Allergici a ciò che sconvolgeva i ritmi tradizionali, e soprattutto timorosi del dilagare della musica d’oltreoceano in Italia, i fascisti designerano come loro bersaglio il jazz. Nonostante alcune opinioni contrastanti a riguardo nelle stesse file dei fascisti, in linea generale la musica che faceva scatenare sulla pista da ballo i soldati americani aveva finito per contagiare i giovani italiani, e questo non era visto di buon occhio.
Il canale principale era stato il cinema: attraverso i film americani il jazz (ma più precisamente il ragtime) aveva conquistato con il suo ritmo sincopato le orecchie nostrane: si erano formate così le prime orchestre jazz (Blue Star di Pippo Barzizza, Orchestra Angelini…).
Il jazz occupava un primato nelle sale da ballo italiane che non poteva essere in linea con le idee mussoliniane: cedere il posto a un genere non italiano, non tradizionale, voleva dire mettere un’altra nazione prima della propria patria. Il regime tentò di snaturare il jazz proponendone una versione italiana, il “gez”. Quando entrarono in vigore le leggi razziali del 1938, la battaglia contro il jazz divenne una questione di stato molto aspra. Il genere venne considerato “una delle armi giudaiche più forti e più sicure”.
Come contrastare però il dilagare del jazz, che sembrava inarrestabile? Il regime arrivò a chiudere i locali in cui si poteva ballare, a proibire la musica americana (ma bastava tradurre il titolo di una canzone in italiano per poterla eseguire senza ripercussioni).

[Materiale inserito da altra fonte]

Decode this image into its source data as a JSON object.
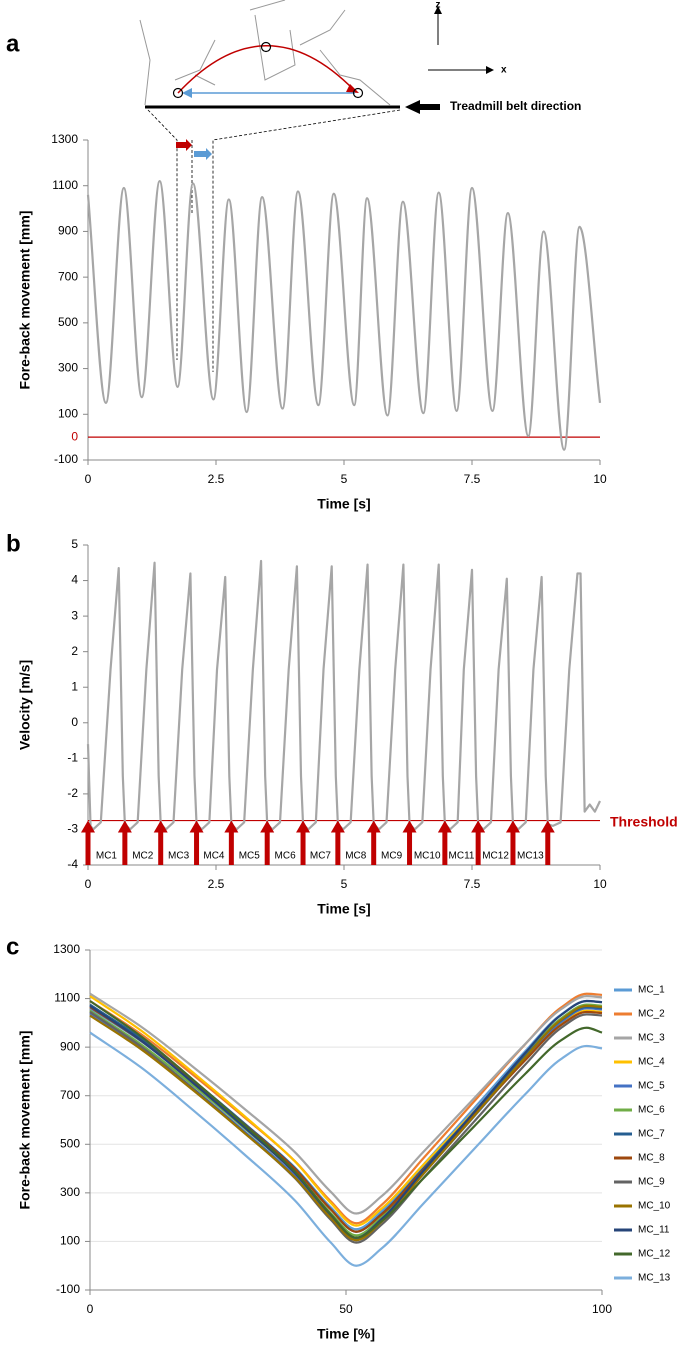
{
  "chart_data": [
    {
      "type": "line",
      "panel_label": "a",
      "annotations": [
        "Treadmill belt direction",
        "z",
        "x"
      ],
      "x_label": "Time [s]",
      "y_label": "Fore-back movement [mm]",
      "xlim": [
        0,
        10
      ],
      "xticks": [
        0,
        2.5,
        5,
        7.5,
        10
      ],
      "ylim": [
        -100,
        1300
      ],
      "yticks": [
        -100,
        100,
        300,
        500,
        700,
        900,
        1100,
        1300
      ],
      "reference_line": {
        "value": 0,
        "color": "#c00000"
      },
      "smooth": true,
      "grid": false,
      "series": [
        {
          "color": "#a6a6a6",
          "x": [
            0,
            0.35,
            0.7,
            1.05,
            1.4,
            1.75,
            2.05,
            2.45,
            2.75,
            3.1,
            3.4,
            3.8,
            4.1,
            4.5,
            4.8,
            5.2,
            5.45,
            5.85,
            6.15,
            6.55,
            6.85,
            7.2,
            7.5,
            7.9,
            8.2,
            8.6,
            8.9,
            9.3,
            9.6,
            10
          ],
          "values": [
            1060,
            150,
            1090,
            175,
            1120,
            220,
            1110,
            165,
            1040,
            110,
            1050,
            125,
            1075,
            140,
            1065,
            140,
            1045,
            95,
            1030,
            105,
            1070,
            115,
            1090,
            115,
            980,
            5,
            900,
            -55,
            920,
            150
          ]
        }
      ]
    },
    {
      "type": "line",
      "panel_label": "b",
      "x_label": "Time [s]",
      "y_label": "Velocity [m/s]",
      "xlim": [
        0,
        10
      ],
      "xticks": [
        0,
        2.5,
        5,
        7.5,
        10
      ],
      "ylim": [
        -4,
        5
      ],
      "yticks": [
        -4,
        -3,
        -2,
        -1,
        0,
        1,
        2,
        3,
        4,
        5
      ],
      "threshold": {
        "value": -2.75,
        "label": "Threshold",
        "color": "#c00000"
      },
      "events": {
        "x": [
          0,
          0.72,
          1.42,
          2.12,
          2.8,
          3.5,
          4.2,
          4.88,
          5.58,
          6.28,
          6.97,
          7.62,
          8.3,
          8.98
        ],
        "labels": [
          "MC1",
          "MC2",
          "MC3",
          "MC4",
          "MC5",
          "MC6",
          "MC7",
          "MC8",
          "MC9",
          "MC10",
          "MC11",
          "MC12",
          "MC13"
        ],
        "color": "#c00000"
      },
      "smooth": false,
      "grid": false,
      "series": [
        {
          "color": "#a6a6a6",
          "x": [
            0,
            0.05,
            0.1,
            0.25,
            0.44,
            0.6,
            0.68,
            0.72,
            0.82,
            0.97,
            1.14,
            1.3,
            1.38,
            1.42,
            1.52,
            1.67,
            1.84,
            2.0,
            2.08,
            2.12,
            2.22,
            2.37,
            2.52,
            2.68,
            2.76,
            2.8,
            2.9,
            3.05,
            3.22,
            3.38,
            3.46,
            3.5,
            3.6,
            3.75,
            3.92,
            4.08,
            4.16,
            4.2,
            4.3,
            4.45,
            4.6,
            4.76,
            4.84,
            4.88,
            4.98,
            5.13,
            5.3,
            5.46,
            5.54,
            5.58,
            5.68,
            5.83,
            6.0,
            6.16,
            6.24,
            6.28,
            6.38,
            6.53,
            6.69,
            6.85,
            6.93,
            6.97,
            7.07,
            7.22,
            7.34,
            7.5,
            7.58,
            7.62,
            7.72,
            7.87,
            8.02,
            8.18,
            8.26,
            8.3,
            8.4,
            8.55,
            8.7,
            8.86,
            8.94,
            8.98,
            9.08,
            9.23,
            9.4,
            9.56,
            9.62,
            9.7,
            9.8,
            9.9,
            10
          ],
          "values": [
            -0.6,
            -2.9,
            -3.0,
            -2.8,
            1.5,
            4.35,
            -1.5,
            -2.85,
            -3.0,
            -2.8,
            1.5,
            4.5,
            -1.5,
            -2.85,
            -3.0,
            -2.8,
            1.5,
            4.2,
            -1.5,
            -2.85,
            -3.0,
            -2.8,
            1.5,
            4.1,
            -1.5,
            -2.85,
            -3.0,
            -2.8,
            1.5,
            4.55,
            -1.5,
            -2.85,
            -3.0,
            -2.8,
            1.5,
            4.4,
            -1.5,
            -2.85,
            -3.0,
            -2.8,
            1.5,
            4.4,
            -1.5,
            -2.85,
            -3.0,
            -2.8,
            1.5,
            4.45,
            -1.5,
            -2.85,
            -3.0,
            -2.8,
            1.5,
            4.45,
            -1.5,
            -2.85,
            -3.0,
            -2.8,
            1.5,
            4.45,
            -1.5,
            -2.85,
            -3.0,
            -2.8,
            1.5,
            4.3,
            -1.5,
            -2.85,
            -3.0,
            -2.8,
            1.5,
            4.05,
            -1.5,
            -2.85,
            -3.0,
            -2.8,
            1.5,
            4.1,
            -1.5,
            -2.85,
            -2.9,
            -2.8,
            1.5,
            4.2,
            4.2,
            -2.5,
            -2.3,
            -2.5,
            -2.2
          ]
        }
      ]
    },
    {
      "type": "line",
      "panel_label": "c",
      "x_label": "Time [%]",
      "y_label": "Fore-back movement [mm]",
      "xlim": [
        0,
        100
      ],
      "xticks": [
        0,
        50,
        100
      ],
      "ylim": [
        -100,
        1300
      ],
      "yticks": [
        -100,
        100,
        300,
        500,
        700,
        900,
        1100,
        1300
      ],
      "grid": true,
      "smooth": true,
      "legend": "right",
      "x": [
        0,
        10,
        20,
        30,
        40,
        47,
        52,
        57,
        65,
        75,
        85,
        92,
        97,
        100
      ],
      "series": [
        {
          "name": "MC_1",
          "color": "#5b9bd5",
          "values": [
            1060,
            924,
            760,
            587,
            405,
            241,
            150,
            225,
            413,
            648,
            883,
            1034,
            1090,
            1085
          ]
        },
        {
          "name": "MC_2",
          "color": "#ed7d31",
          "values": [
            1090,
            953,
            788,
            614,
            431,
            266,
            175,
            251,
            440,
            676,
            912,
            1063,
            1120,
            1115
          ]
        },
        {
          "name": "MC_3",
          "color": "#a5a5a5",
          "values": [
            1120,
            984,
            821,
            649,
            468,
            305,
            215,
            287,
            466,
            689,
            913,
            1056,
            1110,
            1105
          ]
        },
        {
          "name": "MC_4",
          "color": "#ffc000",
          "values": [
            1110,
            968,
            798,
            619,
            430,
            259,
            165,
            236,
            413,
            634,
            855,
            997,
            1050,
            1045
          ]
        },
        {
          "name": "MC_5",
          "color": "#4472c4",
          "values": [
            1040,
            900,
            733,
            556,
            370,
            203,
            110,
            186,
            376,
            614,
            851,
            1003,
            1060,
            1055
          ]
        },
        {
          "name": "MC_6",
          "color": "#70ad47",
          "values": [
            1050,
            911,
            745,
            569,
            384,
            217,
            125,
            201,
            391,
            629,
            866,
            1018,
            1075,
            1070
          ]
        },
        {
          "name": "MC_7",
          "color": "#255e91",
          "values": [
            1075,
            935,
            766,
            589,
            402,
            233,
            140,
            214,
            399,
            630,
            862,
            1010,
            1065,
            1060
          ]
        },
        {
          "name": "MC_8",
          "color": "#9e480e",
          "values": [
            1065,
            926,
            760,
            584,
            399,
            232,
            140,
            212,
            393,
            620,
            846,
            991,
            1045,
            1040
          ]
        },
        {
          "name": "MC_9",
          "color": "#636363",
          "values": [
            1045,
            902,
            731,
            551,
            361,
            190,
            95,
            170,
            358,
            593,
            828,
            979,
            1035,
            1030
          ]
        },
        {
          "name": "MC_10",
          "color": "#997300",
          "values": [
            1030,
            891,
            725,
            549,
            364,
            197,
            105,
            182,
            375,
            616,
            858,
            1012,
            1070,
            1065
          ]
        },
        {
          "name": "MC_11",
          "color": "#264478",
          "values": [
            1070,
            927,
            755,
            573,
            382,
            210,
            115,
            193,
            388,
            632,
            876,
            1032,
            1090,
            1085
          ]
        },
        {
          "name": "MC_12",
          "color": "#43682b",
          "values": [
            1090,
            944,
            768,
            583,
            388,
            212,
            115,
            184,
            357,
            573,
            790,
            928,
            980,
            960
          ]
        },
        {
          "name": "MC_13",
          "color": "#7cafdd",
          "values": [
            960,
            816,
            643,
            461,
            269,
            96,
            0,
            72,
            253,
            480,
            706,
            851,
            905,
            895
          ]
        }
      ]
    }
  ]
}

Per quanto sembri curiosa la censura del jazz, sprovvisto di testi e quindi teoricamente di un veicolo propagandistico forte come quello linguistico, comprendiamo facilmente come la sua diffusione incontrollabile, che permetteva a un livello intimo e viscerale di sentirsi liberi, aperti verso altre culture, amanti della musica senza confini, potesse essere un vero problema per il regime fascista, che solo di mura e limiti viveva.